SANTA MONICA, Calif. –
Late on Thursday, TrueCar initiated a workforce reduction impacting 219 positions, accounting for more than 30% of the organization.
According to a news release, TrueCar explained the action came as a result of two circumstances impacting the company. First, the company made the move in anticipation of the termination of its partnership with USAA Federal Savings Bank later this year.
TrueCar then noted the timing and scope of the reduction were accelerated by the impact of COVID-19.
As part of the workforce reduction, the company expects to reduce annual expenses related to headcount, excluding stock-based compensation, by approximately $35 million.
Back in February, TrueCar announced that it entered into a short-term agreement to extend its partnership with USAA Federal Savings Bank to continue to power the USAA Car Buying Service through Sept. 30.
That February announcement also mentioned that USAA FSB will pay a $20 million transition services fee to TrueCar.
“USAA has made clear to us that it has decided to stop providing a car buying service to its members later this year in an effort to simplify its business and focus on its core product offerings after a reassessment of its strategic direction, and that this decision was unrelated to the performance of our program or product offerings,” TrueCar president and chief executive officer Mike Darrow said.

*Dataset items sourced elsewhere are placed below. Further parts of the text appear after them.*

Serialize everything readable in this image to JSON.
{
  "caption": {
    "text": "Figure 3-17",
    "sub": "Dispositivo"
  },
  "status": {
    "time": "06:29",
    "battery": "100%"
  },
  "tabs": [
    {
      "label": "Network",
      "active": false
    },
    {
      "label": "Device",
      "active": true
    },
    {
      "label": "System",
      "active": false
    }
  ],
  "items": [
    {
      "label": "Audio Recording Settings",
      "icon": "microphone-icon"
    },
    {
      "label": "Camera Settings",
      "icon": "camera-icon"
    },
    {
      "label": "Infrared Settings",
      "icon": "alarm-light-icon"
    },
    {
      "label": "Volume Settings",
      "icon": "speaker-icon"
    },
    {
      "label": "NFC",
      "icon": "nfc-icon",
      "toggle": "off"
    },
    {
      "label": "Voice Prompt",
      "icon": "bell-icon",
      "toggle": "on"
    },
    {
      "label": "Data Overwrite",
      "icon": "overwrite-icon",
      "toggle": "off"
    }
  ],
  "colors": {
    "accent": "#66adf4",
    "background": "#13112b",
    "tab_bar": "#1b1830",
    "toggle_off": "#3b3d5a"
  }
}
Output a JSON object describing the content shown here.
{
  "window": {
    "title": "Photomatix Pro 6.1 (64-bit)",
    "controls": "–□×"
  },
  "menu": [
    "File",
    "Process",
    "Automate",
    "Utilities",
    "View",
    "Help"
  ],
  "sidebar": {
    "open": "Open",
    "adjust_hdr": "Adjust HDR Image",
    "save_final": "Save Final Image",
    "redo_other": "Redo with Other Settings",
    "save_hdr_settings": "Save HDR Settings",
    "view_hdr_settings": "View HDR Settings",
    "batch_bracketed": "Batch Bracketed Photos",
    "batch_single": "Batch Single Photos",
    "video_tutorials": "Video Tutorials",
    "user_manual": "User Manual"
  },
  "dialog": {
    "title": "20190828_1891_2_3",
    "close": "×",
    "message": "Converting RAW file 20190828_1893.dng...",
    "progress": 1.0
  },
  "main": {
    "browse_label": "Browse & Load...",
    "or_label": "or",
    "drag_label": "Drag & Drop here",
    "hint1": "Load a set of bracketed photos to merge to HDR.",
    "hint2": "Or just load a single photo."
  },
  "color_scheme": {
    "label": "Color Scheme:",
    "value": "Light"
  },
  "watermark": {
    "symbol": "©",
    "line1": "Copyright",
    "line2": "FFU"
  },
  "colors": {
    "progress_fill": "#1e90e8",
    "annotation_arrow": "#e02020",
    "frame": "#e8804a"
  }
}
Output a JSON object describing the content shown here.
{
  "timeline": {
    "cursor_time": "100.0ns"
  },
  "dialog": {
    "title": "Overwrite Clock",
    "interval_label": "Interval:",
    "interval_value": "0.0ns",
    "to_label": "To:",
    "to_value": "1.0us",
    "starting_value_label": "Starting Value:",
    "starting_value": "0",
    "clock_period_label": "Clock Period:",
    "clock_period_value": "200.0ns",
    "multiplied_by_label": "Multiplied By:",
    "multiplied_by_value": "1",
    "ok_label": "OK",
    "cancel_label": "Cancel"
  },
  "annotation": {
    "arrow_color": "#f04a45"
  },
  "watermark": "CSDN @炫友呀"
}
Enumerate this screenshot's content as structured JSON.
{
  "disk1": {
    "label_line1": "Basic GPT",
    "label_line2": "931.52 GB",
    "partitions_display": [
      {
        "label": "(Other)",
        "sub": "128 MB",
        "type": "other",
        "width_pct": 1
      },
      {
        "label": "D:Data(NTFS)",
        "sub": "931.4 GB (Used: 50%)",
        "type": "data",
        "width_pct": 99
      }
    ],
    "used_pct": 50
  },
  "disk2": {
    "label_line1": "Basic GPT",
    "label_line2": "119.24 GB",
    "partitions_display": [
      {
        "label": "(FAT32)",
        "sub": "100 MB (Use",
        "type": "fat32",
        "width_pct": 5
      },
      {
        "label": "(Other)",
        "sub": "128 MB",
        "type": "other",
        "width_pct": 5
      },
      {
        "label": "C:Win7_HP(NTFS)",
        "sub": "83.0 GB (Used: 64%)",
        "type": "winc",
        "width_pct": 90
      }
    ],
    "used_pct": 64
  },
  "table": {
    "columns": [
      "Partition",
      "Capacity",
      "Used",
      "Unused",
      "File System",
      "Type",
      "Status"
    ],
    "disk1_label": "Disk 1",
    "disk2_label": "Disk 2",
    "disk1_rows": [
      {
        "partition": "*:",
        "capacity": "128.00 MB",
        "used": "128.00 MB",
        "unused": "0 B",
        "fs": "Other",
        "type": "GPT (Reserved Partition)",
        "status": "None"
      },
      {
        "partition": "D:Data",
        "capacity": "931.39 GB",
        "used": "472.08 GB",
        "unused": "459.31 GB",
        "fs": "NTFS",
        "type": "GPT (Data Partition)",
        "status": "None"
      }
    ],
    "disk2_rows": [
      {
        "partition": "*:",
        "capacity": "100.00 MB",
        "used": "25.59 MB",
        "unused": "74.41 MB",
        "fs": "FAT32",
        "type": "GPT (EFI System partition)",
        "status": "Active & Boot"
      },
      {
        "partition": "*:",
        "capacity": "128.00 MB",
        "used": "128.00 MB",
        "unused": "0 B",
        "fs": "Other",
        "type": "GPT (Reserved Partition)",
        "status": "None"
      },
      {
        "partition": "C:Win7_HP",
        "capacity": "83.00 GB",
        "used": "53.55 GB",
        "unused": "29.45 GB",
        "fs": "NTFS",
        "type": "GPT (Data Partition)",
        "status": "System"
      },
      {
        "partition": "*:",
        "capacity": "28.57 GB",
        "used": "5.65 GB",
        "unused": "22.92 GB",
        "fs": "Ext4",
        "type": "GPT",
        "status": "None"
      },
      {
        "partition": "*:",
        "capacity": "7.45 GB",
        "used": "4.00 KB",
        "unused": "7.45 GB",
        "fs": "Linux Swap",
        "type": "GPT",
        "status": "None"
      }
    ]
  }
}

In parallel with the workforce reduction, TrueCar also made changes with the intention of better aligning its organizational structure with its strategic priorities. Notable changes include:
1. Formation of new consumer group composed of product, consumer acquisition, consumer marketing and affinity partner teams. This consolidation will encourage cross-functional collaboration and alignment in pursuit of a best-in-class consumer experience.
2. Formation of a new solutions group composed of dealer sales and service, OEM sales and service and ALG. This consolidation will simplify and unify the company’s go-to-market approach.
TrueCar added that Thursday’s announcement does not change the financial commentary management provided on the first-quarter earnings call in early May.